Newsweek's Princess Diana Cover Created 'A Huge Amount Of Debate,' Tina Brown Says (VIDEO)

WATCH: Tina Brown Reacts To Princess Diana Newsweek Cover Reception

No -- you're not imagining it. Newsweek's most recent cover features a digitally-aged Princess Diana next to Catherine Middleton, and yes, Editor-In-Chief Tina Brown knows it's a little unconventional.

"Some people think it's kind of spooky, and should we have done it?" Brown told Joe Scarborough on today's "Morning Joe."

"And, you know, others think it's very effective," Brown continued. "I think it's very intriguing... I think it's sad. It's a saddening thing about Diana, because I think she would've very much been a woman of our time."

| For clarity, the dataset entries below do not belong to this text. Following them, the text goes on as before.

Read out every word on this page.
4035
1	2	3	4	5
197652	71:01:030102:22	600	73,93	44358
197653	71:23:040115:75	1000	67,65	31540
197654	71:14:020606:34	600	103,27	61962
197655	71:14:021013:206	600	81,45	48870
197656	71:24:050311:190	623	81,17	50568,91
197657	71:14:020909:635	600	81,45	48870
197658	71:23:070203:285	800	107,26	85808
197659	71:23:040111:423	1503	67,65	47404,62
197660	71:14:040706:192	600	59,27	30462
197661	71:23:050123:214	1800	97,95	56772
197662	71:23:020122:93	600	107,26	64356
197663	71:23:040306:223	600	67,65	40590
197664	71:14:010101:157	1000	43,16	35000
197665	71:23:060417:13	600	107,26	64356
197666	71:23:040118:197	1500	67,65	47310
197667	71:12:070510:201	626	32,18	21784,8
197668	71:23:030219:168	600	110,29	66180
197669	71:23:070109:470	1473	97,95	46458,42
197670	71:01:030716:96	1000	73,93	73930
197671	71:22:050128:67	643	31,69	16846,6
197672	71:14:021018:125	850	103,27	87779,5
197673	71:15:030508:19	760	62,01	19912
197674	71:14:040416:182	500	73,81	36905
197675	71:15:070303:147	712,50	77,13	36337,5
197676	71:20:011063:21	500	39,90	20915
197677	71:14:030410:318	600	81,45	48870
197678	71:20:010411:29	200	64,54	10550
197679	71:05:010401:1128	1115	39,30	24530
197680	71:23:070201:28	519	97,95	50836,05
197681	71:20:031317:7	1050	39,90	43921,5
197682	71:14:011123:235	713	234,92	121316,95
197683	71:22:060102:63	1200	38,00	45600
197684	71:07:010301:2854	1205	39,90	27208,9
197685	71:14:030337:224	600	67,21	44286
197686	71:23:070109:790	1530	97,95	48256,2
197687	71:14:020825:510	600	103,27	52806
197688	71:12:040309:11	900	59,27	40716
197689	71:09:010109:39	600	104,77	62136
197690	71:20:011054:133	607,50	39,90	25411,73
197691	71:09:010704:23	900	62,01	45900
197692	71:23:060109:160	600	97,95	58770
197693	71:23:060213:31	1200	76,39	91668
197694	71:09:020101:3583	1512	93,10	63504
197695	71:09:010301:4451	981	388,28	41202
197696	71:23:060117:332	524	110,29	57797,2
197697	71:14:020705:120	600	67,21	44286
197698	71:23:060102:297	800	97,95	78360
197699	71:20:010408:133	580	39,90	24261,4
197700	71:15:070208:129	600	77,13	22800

Brown's controversial cover has created "a huge amount of debate," going "absolutely viral" in the last two days, Brown says, but a media frenzy is hardly what she intended to generate. Rather, "The Diana Chronicles" author hoped to present a realistic depiction of who Diana would be today had she not been killed in a tragic car accident in 1997; Twitter account, Facebook profile (shown below) and all:

"I found it really interesting to imagine what she [Diana] would be doing now. The best way to communicate that was to put her in a situation where she's standing there with Cate Middleton. I wanted to make her a time traveler... A novel came out about how she was going to be living in suburbia and stuff -- I didn't see that at all. I saw Diana very much as being this kind of 'global mover-shaker' kind of a woman."

Diana was more than just a socialite, Brown notes, adding that she pioneered the practice of "leveraging the celebrity for the humanitarian stuff."

"She loved being in the limelight, but she also would've really sort of professionalized all that humanitarian giving that she was doing," Brown said. "She was actually one of the first to do that. She was pre-Bono!"